No, evidentemente no era todo, pero no podían exigir nada más, no debían exigirse nada más. No... Era mejor así. Tal vez. Nunca fue mejor así. Inevitablemente no sabrán cómo debió ser, nunca sabrán si "fue mejor así"... pero era lo que "había tenido lugar" y no hubo pactos... estaba en Madrid y él jamás pactaba sin el mar.


- Y ni siquiera cuando el mar está presente se atreve a decidirlo todo con una partida de ajedrez dónde sale el peón negro del rey. –le dijo ella apuntando de que siempre elije negras para el ajedrez-
- No me hables de ajedrez. Estás en jaque desde que deshice mi maleta y mis camisas colgaban junto a tus vestidos. -contestó como quien avanza con ambos caballos en dirección al flanco de dama.
- Desde que cerré la puerta de mi cuarto de baño y vi tu cepillo de dientes junto al mío. Desde entonces y mucho antes también. -movimiento de la dama negra-
- Mis camisas, mi cepillo de dientes, las copas en la nevera, que me quede bien tu gorro, que Lolita Versace quiera follarme... Y que no me eche gomina... Son sólo avances de mis peones. –un buen jugador de ajedrez sabe dominar la partida con los peones, ocupar el centro del tablero y comer al paso.
- Y para cuando llegue el jaque me habré aburrido de tanto ajedrez y desearé un parchís ("comernos una sola vez y contarlo veinte de lo bonito que nos aconteció") ¿Te acuerdas? -retrocede con su dama y busca las tablas ante un partida perdida-
- ... Me acuerdo, pero yo sólo juego al ajedrez. El que tira los dados es otro. ¿Te acuerdas? - por su cantada ahora la tenía en jaque y el mate estaba cantado-
- Eso va a ser, que tengo memoria de pez. -renunció a la partida
- Será... -checkmate-

Una tarde, él paseaba a solas por las calles del monopoli haciendo el obligado turismo monumental. Deambulaba por paseos sin árboles, se perdía en bulevares y sorteaba estaciones de metro sin rumbo fijo, sólo por acuchillar el tiempo.
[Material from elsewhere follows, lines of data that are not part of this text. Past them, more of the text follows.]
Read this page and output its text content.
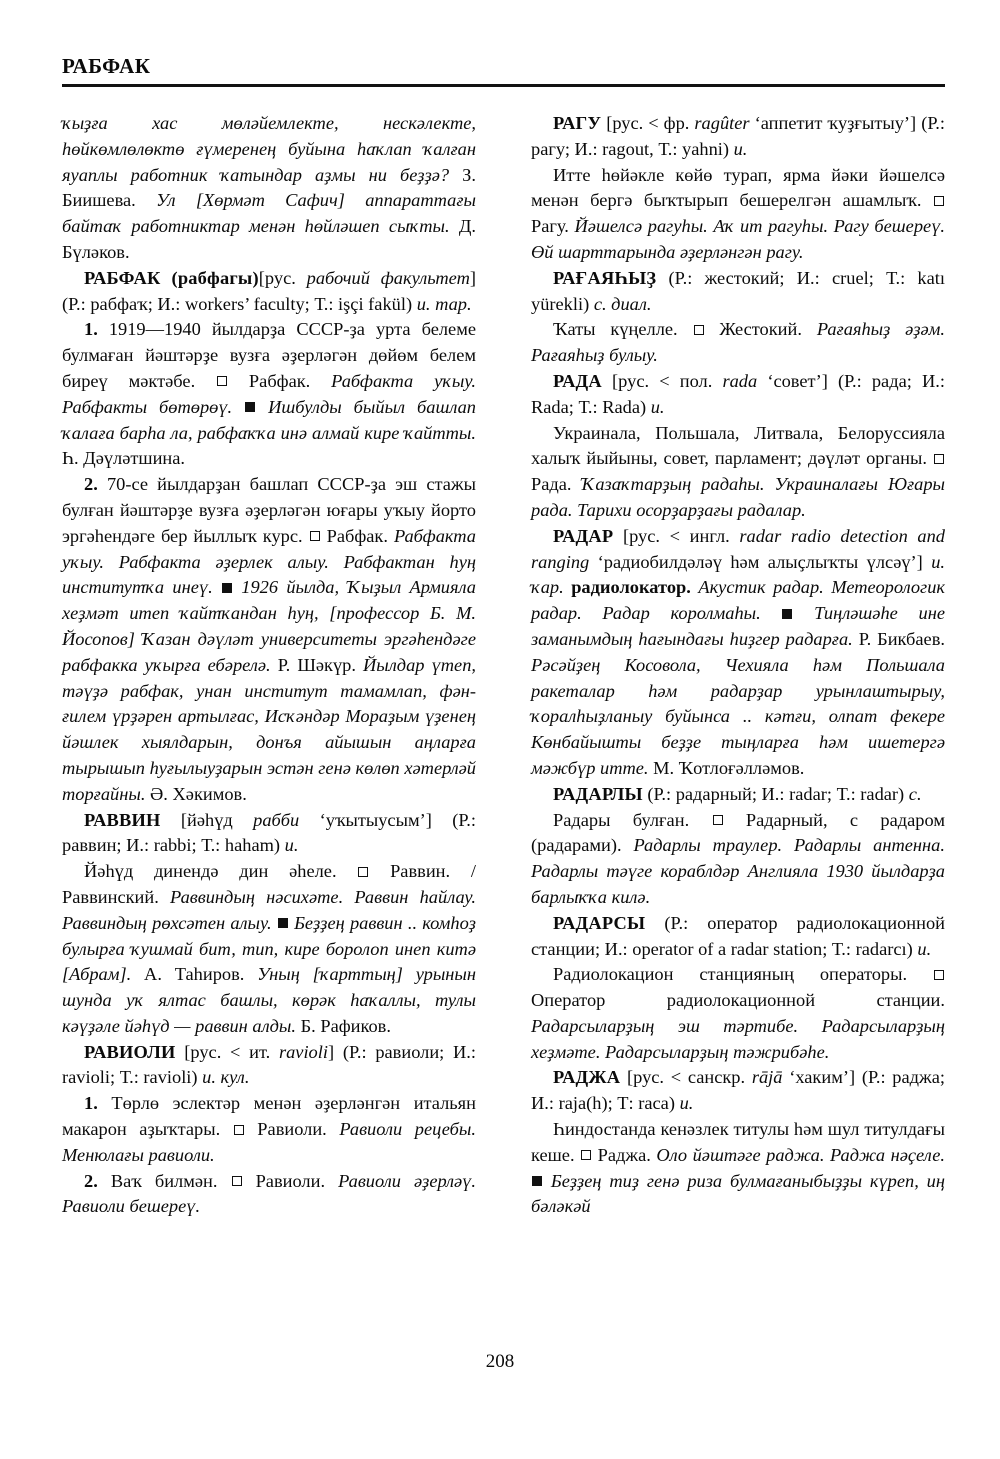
РАБФАК

ҡыҙға хас мөләйемлекте, нескәлекте, һөйкөмлөлөктө ғүмеренең буйына һаҡлап ҡалған яуаплы работник ҡатындар аҙмы ни беҙҙә? З. Биишева. Ул [Хөрмәт Сафич] аппараттағы байтаҡ работниктар менән һөйләшеп сыҡты. Д. Бүләков.

РАБФАК (рабфагы)[рус. рабочий факультет] (Р.: рабфаҡ; И.: workers’ faculty; Т.: işçi fakül) и. тар.

1. 1919—1940 йылдарҙа СССР-ҙа урта белеме булмаған йәштәрҙе вузға әҙерләгән дөйөм белем биреү мәктәбе.  Рабфак. Рабфакта уҡыу. Рабфакты бөтөрөү.  Ишбулды быйыл башлап ҡалаға барһа ла, рабфаҡҡа инә алмай кире ҡайтты. Һ. Дәүләтшина.

2. 70-се йылдарҙан башлап СССР-ҙа эш стажы булған йәштәрҙе вузға әҙерләгән юғары уҡыу йорто эргәһендәге бер йыллыҡ курс.  Рабфак. Рабфакта уҡыу. Рабфакта әҙерлек алыу. Рабфактан һуң институтҡа инеү.  1926 йылда, Ҡыҙыл Армияла хеҙмәт итеп ҡайтҡандан һуң, [профессор Б. М. Йосопов] Ҡазан дәүләт университеты эргәһендәге рабфакка уҡырға ебәрелә. Р. Шәкүр. Йылдар үтеп, тәүҙә рабфак, унан институт тамамлап, фән-ғилем үрҙәрен артылғас, Исҡәндәр Мораҙым үҙенең йәшлек хыялдарын, донъя айышын аңларға тырышып һуғылыуҙарын эстән генә көлөп хәтерләй торғайны. Ә. Хәкимов.

РАВВИН [йәһүд рабби ‘уҡытыусым’] (Р.: раввин; И.: rabbi; Т.: haham) и.

Йәһүд динендә дин әһеле.  Раввин. / Раввинский. Раввиндың нәсихәте. Раввин һайлау. Раввиндың рөхсәтен алыу.  Беҙҙең раввин .. комһоҙ булырға ҡушмай бит, тип, кире боролоп инеп китә [Абрам]. А. Таһиров. Уның [ҡарттың] урынын шунда уҡ ялтас башлы, көрәк һаҡаллы, тулы кәүҙәле йәһүд — раввин алды. Б. Рафиков.

РАВИОЛИ [рус. < ит. ravioli] (Р.: равиоли; И.: ravioli; Т.: ravioli) и. кул.

1. Төрлө эслектәр менән әҙерләнгән итальян макарон аҙыҡтары.  Равиоли. Равиоли рецебы. Менюлағы равиоли.

2. Ваҡ билмән.  Равиоли. Равиоли әҙерләү. Равиоли бешереү.

РАГУ [рус. < фр. ragûter ‘аппетит ҡуҙғытыу’] (Р.: рагу; И.: ragout, Т.: yahni) и.

Итте һөйәкле көйө турап, ярма йәки йәшелсә менән бергә быҡтырып бешерелгән ашамлыҡ.  Рагу. Йәшелсә рагуһы. Аҡ ит рагуһы. Рагу бешереү. Өй шарттарында әҙерләнгән рагу.

РАҒАЯҺЫҘ (Р.: жестокий; И.: cruel; Т.: katı yürekli) с. диал.

Ҡаты күңелле.  Жестокий. Рағаяһыҙ әҙәм. Рағаяһыҙ булыу.

РАДА [рус. < пол. rada ‘совет’] (Р.: рада; И.: Rada; Т.: Rada) и.

Украинала, Польшала, Литвала, Белоруссияла халыҡ йыйыны, совет, парламент; дәүләт органы.  Рада. Ҡазаҡтарҙың радаһы. Украиналағы Юғары рада. Тарихи осорҙарҙағы радалар.

РАДАР [рус. < ингл. radar radio detection and ranging ‘радиобилдәләү һәм алыҫлыҡты үлсәү’] и. ҡар. радиолокатор. Акустик радар. Метеорологик радар. Радар королмаһы.  Тиңләшәһе ине заманымдың һағындағы һиҙгер радарға. Р. Бикбаев. Рәсәйҙең Косовола, Чехияла һәм Польшала ракеталар һәм радарҙар урынлаштырыу, ҡоралһыҙланыу буйынса .. кәтғи, олпат фекере Көнбайышты беҙҙе тыңларға һәм ишетергә мәжбүр итте. М. Ҡотлоғәлләмов.

РАДАРЛЫ (Р.: радарный; И.: radar; Т.: radar) с.

Радары булған.  Радарный, с радаром (радарами). Радарлы траулер. Радарлы антенна. Радарлы тәүге кораблдәр Англияла 1930 йылдарҙа барлыҡҡа килә.

РАДАРСЫ (Р.: оператор радиолокационной станции; И.: operator of a radar station; Т.: radarcı) и.

Радиолокацион станцияның операторы.  Оператор радиолокационной станции. Радарсыларҙың эш тәртибе. Радарсыларҙың хеҙмәте. Радарсыларҙың тәжрибәһе.

РАДЖА [рус. < санскр. rājā ‘хаким’] (Р.: раджа; И.: raja(h); Т: raca) и.

Һиндостанда кенәзлек титулы һәм шул титулдағы кеше.  Раджа. Оло йәштәге раджа. Раджа нәҫеле.  Беҙҙең тиҙ генә риза булмағаныбыҙҙы күреп, иң бәләкәй

208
Larga caminata, infinita avenida poco avenida por lo que en breve le aconteció.
Caminaba por el callejero cubriendo del todo su rostro y su mirada al frente inútil de ver más allá de colores, líneas finas y arterias de vías de una ciudad sin descifrar. Andaba siguiendo los dibujos de las aceras, pendiente del ruido de coches y semáforos. Un auricular colgaba del cuello de su sudadera, también llegaba a oír la voz de Quique, le sonaba “a cara de perro”. Accidentado en un instante, el choque humano “tuvo lugar” junto a un banco bien avenido esta vez. Cayéndose el plano al suelo, él al banco y ella a sus pies. Los nervios del susto por el tropezón absurdo invadieron cada una de las calles de colores del callejero arrugado por la doblez en una docena de partes rectangulares. Tan recto el ángulo, tan llano se volvió. Coincidiendo las miradas. Los perdonas se alternaban. Lo siento se decían. Iba distraído. Y yo. Y yo. De veras que lo siento. No te preocupes. Sonreían.
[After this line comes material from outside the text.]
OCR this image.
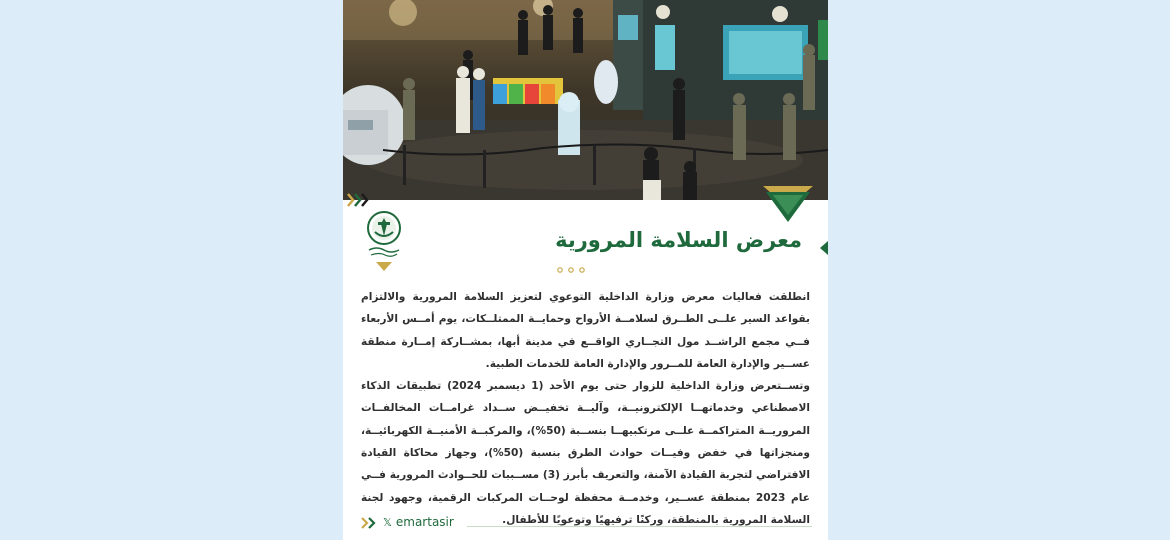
معرض السلامة المرورية

انطلقت فعاليات معرض وزارة الداخلية التوعوي لتعزيز السلامة المرورية والالتزام بقواعد السير علــى الطــرق لسلامــة الأرواح وحمايــة الممتلــكات، يوم أمــس الأربعاء فــي مجمع الراشــد مول التجــاري الواقــع في مدينة أبها، بمشــاركة إمــارة منطقة عســير والإدارة العامة للمــرور والإدارة العامة للخدمات الطبية.

وتســتعرض وزارة الداخلية للزوار حتى يوم الأحد (1 ديسمبر 2024) تطبيقات الذكاء الاصطناعي وخدماتهــا الإلكترونيــة، وآليــة تخفيــض ســداد غرامــات المخالفــات المروريــة المتراكمــة علــى مرتكبيهــا بنســبة (50%)، والمركبــة الأمنيــة الكهربائيــة، ومنجزاتها في خفض وفيــات حوادث الطرق بنسبة (50%)، وجهاز محاكاة القيادة الافتراضي لتجربة القيادة الآمنة، والتعريف بأبرز (3) مســببات للحــوادث المرورية فــي عام 2023 بمنطقة عســير، وخدمــة محفظة لوحــات المركبات الرقمية، وجهود لجنة السلامة المرورية بالمنطقة، وركنًا ترفيهيًا وتوعويًا للأطفال.

𝕏 emartasir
- ¡Oye! Tú no eres de Madrid, ¿verdad? -le preguntó curiosa-
- Supongo que el mapa y mi acento me delataron, ¿no? -bromeó-
- Pues sí. -se rió sin apartar su mirada de sus ojos- Mi nombre es Johana. ¿De dónde eres?
- ¿Johana? –dijo embobado-


Hipnotizado por su rostro, aquellos labios pronunciados, su mirada inocente de ojos rasgados y profundos, su larga melena oscura brillante como el sol de aquella tarde y de un lado a otro de su mente, chocándose, sin querer, el nombre de Johana resonando en forma de canción…

- Ya tengo historia para el siguiente cuento.